It’s Time We Dealt with White Supremacy in Tech - colinprince
https://marker.medium.com/its-time-we-dealt-with-white-supremacy-in-tech-8f7816fe809
======
aurizon
Is there a culture of math/science/tech (m/s/t)negation in the young black
community? If there is, has it been caused by peer white oppression that acts
to drive them away or is it caused by peer black oppression by some blacks who
see other blacks attracted to m/s/t and ridicule them? We know that this does
not happen to Asian students - what helps Asians enter m/s/t and blocks the
black students? We are advised that all races have similar mental abilities -
so there MUST be some strong coercive force at play. We know there is a strong
social bias to study and do well in Asian as well as white students - is there
a family-social pressure that limits black students? If there is such a
coercive pressure on black students, we need to realize this, identify and act
in the educational system to block this. This extends to assisting black
family unity as well as financial assistance to allow greated family unity so
that mothers/fathers have more time at home with their kids - versus all
having 2 jobs and kids gravitate to peers without anyone to look to for
guidance. This is a complex social situation and I suspect it has attracted
scholarly attention, and has come to some conclusions in this area. Things
like online socialization and learning, with limits on coercive bullying. I
have read about the bullying that is widespread online - is this a factor? Is
there online racial bullying that is not suppressed? Online we should all be
equal, how can anyone find out what your skin color is? Do we need an under 14
or under 16 internet milieu? Big Brother? I recall defending my younger
brother from bullies in 1950 (I am 81), so a big brother is OK in principal.
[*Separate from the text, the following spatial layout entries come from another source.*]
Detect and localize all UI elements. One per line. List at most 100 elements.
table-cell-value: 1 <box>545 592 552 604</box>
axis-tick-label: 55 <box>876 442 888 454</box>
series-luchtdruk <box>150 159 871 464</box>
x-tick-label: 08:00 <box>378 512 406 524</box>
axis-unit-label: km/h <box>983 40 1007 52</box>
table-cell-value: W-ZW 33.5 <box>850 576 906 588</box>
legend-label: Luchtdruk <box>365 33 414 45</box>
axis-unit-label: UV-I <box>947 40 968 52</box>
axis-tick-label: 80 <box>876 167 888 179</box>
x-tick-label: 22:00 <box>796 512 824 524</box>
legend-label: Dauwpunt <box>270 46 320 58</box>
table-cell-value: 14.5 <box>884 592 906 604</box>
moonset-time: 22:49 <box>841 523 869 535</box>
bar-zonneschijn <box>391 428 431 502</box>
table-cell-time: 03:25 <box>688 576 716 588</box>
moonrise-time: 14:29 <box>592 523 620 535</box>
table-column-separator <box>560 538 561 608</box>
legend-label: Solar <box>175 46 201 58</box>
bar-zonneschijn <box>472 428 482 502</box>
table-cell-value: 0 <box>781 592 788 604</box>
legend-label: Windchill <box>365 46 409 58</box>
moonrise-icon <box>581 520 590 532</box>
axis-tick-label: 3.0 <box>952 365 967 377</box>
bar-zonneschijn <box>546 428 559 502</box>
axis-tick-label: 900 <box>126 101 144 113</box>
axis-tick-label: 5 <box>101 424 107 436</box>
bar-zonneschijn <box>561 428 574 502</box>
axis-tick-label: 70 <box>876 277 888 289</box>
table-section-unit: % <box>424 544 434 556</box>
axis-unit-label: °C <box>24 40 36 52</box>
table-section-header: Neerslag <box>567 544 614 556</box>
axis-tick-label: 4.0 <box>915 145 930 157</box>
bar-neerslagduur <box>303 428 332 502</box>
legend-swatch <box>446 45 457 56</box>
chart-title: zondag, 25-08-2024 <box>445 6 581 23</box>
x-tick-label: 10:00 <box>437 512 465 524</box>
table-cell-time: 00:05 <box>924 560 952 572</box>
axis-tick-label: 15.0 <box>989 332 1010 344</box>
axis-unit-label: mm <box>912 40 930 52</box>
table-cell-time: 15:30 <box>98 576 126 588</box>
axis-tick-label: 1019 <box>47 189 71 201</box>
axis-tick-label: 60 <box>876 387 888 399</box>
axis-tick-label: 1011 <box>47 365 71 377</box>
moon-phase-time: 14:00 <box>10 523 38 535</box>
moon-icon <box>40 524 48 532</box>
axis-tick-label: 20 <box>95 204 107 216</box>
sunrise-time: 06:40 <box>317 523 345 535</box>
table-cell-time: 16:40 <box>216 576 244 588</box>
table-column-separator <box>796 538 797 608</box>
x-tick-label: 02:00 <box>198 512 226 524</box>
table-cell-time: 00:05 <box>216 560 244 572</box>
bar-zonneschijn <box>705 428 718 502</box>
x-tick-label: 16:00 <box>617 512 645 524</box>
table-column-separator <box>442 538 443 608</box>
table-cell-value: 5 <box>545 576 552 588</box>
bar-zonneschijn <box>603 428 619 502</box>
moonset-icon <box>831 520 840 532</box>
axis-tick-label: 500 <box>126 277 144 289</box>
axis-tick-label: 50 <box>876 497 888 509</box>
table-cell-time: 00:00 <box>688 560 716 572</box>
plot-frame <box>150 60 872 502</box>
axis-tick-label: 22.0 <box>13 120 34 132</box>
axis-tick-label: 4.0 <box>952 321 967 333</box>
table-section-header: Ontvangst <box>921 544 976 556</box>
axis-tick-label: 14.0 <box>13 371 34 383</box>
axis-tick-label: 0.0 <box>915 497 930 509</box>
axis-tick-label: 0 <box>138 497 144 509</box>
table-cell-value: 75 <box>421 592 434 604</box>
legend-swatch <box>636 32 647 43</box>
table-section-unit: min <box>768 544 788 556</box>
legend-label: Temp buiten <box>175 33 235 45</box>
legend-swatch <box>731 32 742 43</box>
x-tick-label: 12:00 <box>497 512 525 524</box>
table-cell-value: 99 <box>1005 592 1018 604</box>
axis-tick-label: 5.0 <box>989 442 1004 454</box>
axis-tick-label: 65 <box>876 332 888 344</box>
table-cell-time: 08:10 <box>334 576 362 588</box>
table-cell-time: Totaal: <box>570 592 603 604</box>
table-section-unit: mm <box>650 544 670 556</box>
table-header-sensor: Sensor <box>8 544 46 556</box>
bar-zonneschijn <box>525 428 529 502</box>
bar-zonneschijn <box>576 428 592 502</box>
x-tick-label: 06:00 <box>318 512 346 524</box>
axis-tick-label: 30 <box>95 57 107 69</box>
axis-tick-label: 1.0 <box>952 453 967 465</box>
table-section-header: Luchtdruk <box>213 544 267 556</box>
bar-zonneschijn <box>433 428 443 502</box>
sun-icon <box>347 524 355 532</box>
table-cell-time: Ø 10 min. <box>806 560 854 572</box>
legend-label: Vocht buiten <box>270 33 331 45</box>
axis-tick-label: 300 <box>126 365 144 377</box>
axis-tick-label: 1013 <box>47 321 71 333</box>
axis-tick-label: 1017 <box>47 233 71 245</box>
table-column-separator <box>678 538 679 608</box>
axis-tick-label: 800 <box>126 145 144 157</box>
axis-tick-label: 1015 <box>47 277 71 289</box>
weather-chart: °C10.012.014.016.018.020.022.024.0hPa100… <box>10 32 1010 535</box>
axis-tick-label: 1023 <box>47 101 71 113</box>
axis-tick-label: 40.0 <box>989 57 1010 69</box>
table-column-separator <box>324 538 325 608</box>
There is an old book, about life in Samoa where kids are raised by the
village, and they do OK. Once they reach puberty = come of age, sex emerges
and it is far different to the USA experience. The book, Coming of Age in
Samoa, by Margaret Mead has been criticised as it prgresses into the sexual
years, but it stand up well for the junior years - albeit there is a
monoculture. To sum up, we need to solve this problem so our society becomes
one in which all lives matter, and we never see people murdered on screen by
white police - even if it means we shake up the police, their procedures and
especially their unions - who seem to want the status quo to carry on!!!